Default to Less Than Quadratic

Posted

When programming you often need to pick an algorithm for small tasks. For example if you need to select an account by name a bunch of algorithms probably spring to mind. For example linear search over the array or adding a hashmap to lookup by name in constant time. Which one should you choose?

It is well studied that simpler algorithms can perform better on small datasets despite worse complexity. For example bubblesort is one of the fastest algorithms for sorting small arrays and linear search can search through hundreds of integers in the time it takes to even compute a moderately complex hash.

So what algorithm do you choose? It can be tempting to pick one of these simpler algorithms if you know your data will typically be small. Most users are probably signed into a single account and few if any people will have over ten. So optimizing for a small number of accounts will be faster for almost, if not all, users and is likely simpler to implement.

My default advice is to choose the simplest algorithm with less than quadratic time and space complexity. Every situation is different, but unless I have a good reason for an exception I stick to this rule.

The reasons for this are simple:

I really like this quote from Bruce Dawson:

O(n2)\O{n^2} is the sweet spot of badly scaling algorithms: fast enough to make it into production, but slow enough to make things fall down once it gets there

If you are frequently putting quadratic algorithms into your code your users are going to see it fall down when they pushed it in a dimension that you expected to “always be small”.

It is also important to remember this observation from the Accidentally Quadratic blog.

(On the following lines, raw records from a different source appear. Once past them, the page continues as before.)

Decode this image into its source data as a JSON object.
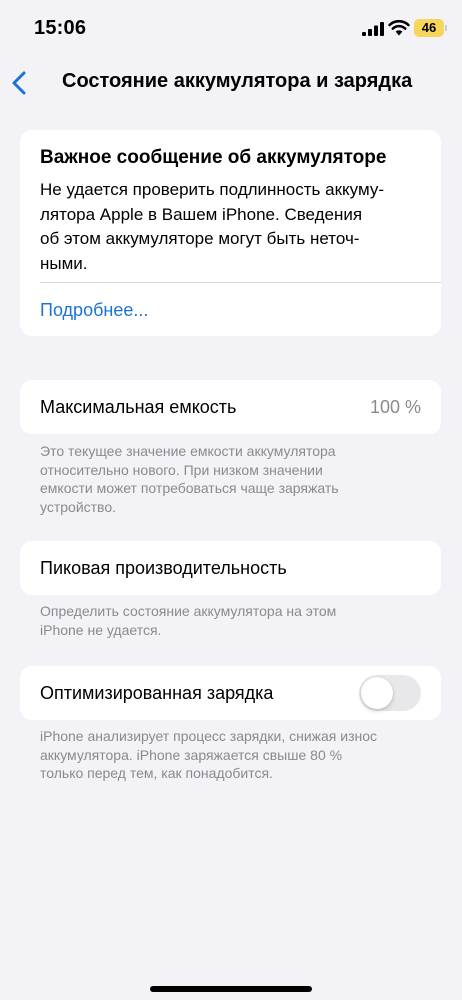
{
  "status_bar": {
    "time": "15:06",
    "battery_level": "46",
    "battery_color": "#f6d65a"
  },
  "nav": {
    "back_icon": "chevron-left-icon",
    "title": "Состояние аккумулятора и зарядка"
  },
  "battery_alert": {
    "title": "Важное сообщение об аккумуляторе",
    "body_lines": [
      "Не удается проверить подлинность аккуму-",
      "лятора Apple в Вашем iPhone. Сведения",
      "об этом аккумуляторе могут быть неточ-",
      "ными."
    ],
    "link": "Подробнее..."
  },
  "max_capacity": {
    "label": "Максимальная емкость",
    "value": "100 %",
    "footnote_lines": [
      "Это текущее значение емкости аккумулятора",
      "относительно нового. При низком значении",
      "емкости может потребоваться чаще заряжать",
      "устройство."
    ]
  },
  "peak_performance": {
    "label": "Пиковая производительность",
    "footnote_lines": [
      "Определить состояние аккумулятора на этом",
      "iPhone не удается."
    ]
  },
  "optimized_charging": {
    "label": "Оптимизированная зарядка",
    "enabled": false,
    "footnote_lines": [
      "iPhone анализирует процесс зарядки, снижая износ",
      "аккумулятора. iPhone заряжается свыше 80 %",
      "только перед тем, как понадобится."
    ]
  },
  "colors": {
    "accent": "#1a73d9",
    "background": "#f2f2f7",
    "secondary_text": "#8a8a8e"
  }
}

The property of linearity, however, is not closed under composition. If you do a linear operation linearly many times, you get quadratic!

Even if you always pick sub-quadratic algorithms the composition may not be. So you should consider the complexity of the system as a whole. Linear search to find an account in a list is fast enough for my rule, but if you are doing this for each account then you have an O(n2)\O{n^2} system overall, and I would recommend optimizing it.

Example

As a concrete example. To make a list of unique elements two functions came to mind. The first is an O(n2)\O{n^2} algorithm that does the simple thing of checking if each element is in the output list before adding it.

fn unique<'a>(names: &[&'a str]) -> Vec<&'a str> {
	let mut result = Vec::new();
	for name in names {
		if !result.contains(name) {
			result.push(*name);
		}
	}
	return result
}

However, I would advise against this function unless you know for sure that the inputs will never be large. I would instead prefer to write this O(n)\O{n} algorithm.

pub fn unique<'a>(names: &[&'a str]) -> Vec<&'a str> {
	let mut result = Vec::new();
	let mut seen = std::collections::HashSet::new();
	for name in names {
		if seen.insert(name) {
			result.push(*name);
		}
	}
	return result
}

This is slightly more complex, but does that hurt us for the small datasets that we expect? Yes, but it probably doesn’t matter. The algorithms cross at about 60 elements, at that point the runtime is less than 2µs. At worst the linear version is going to cost you about 600ns at 30 elements. It just doesn’t matter in 99.9% of cases.

Gnuplot Produced by GNUPLOT 6.0 patchlevel 0 0 100 200 300 400 500 600 700 10 20 30 40 50 60 70 $data Slowdown in ns Number of Elements

If this function does ever show up on your profiles it is easy to add a length check to select the optimal algorithm for the data size. This way you can have the best of both worlds, great performance on small datasets but linear growth. However, I don’t think this complexity is worth it for most code. I default to the sub-quadratic algorithm, then profile my code and spend my time where it counts.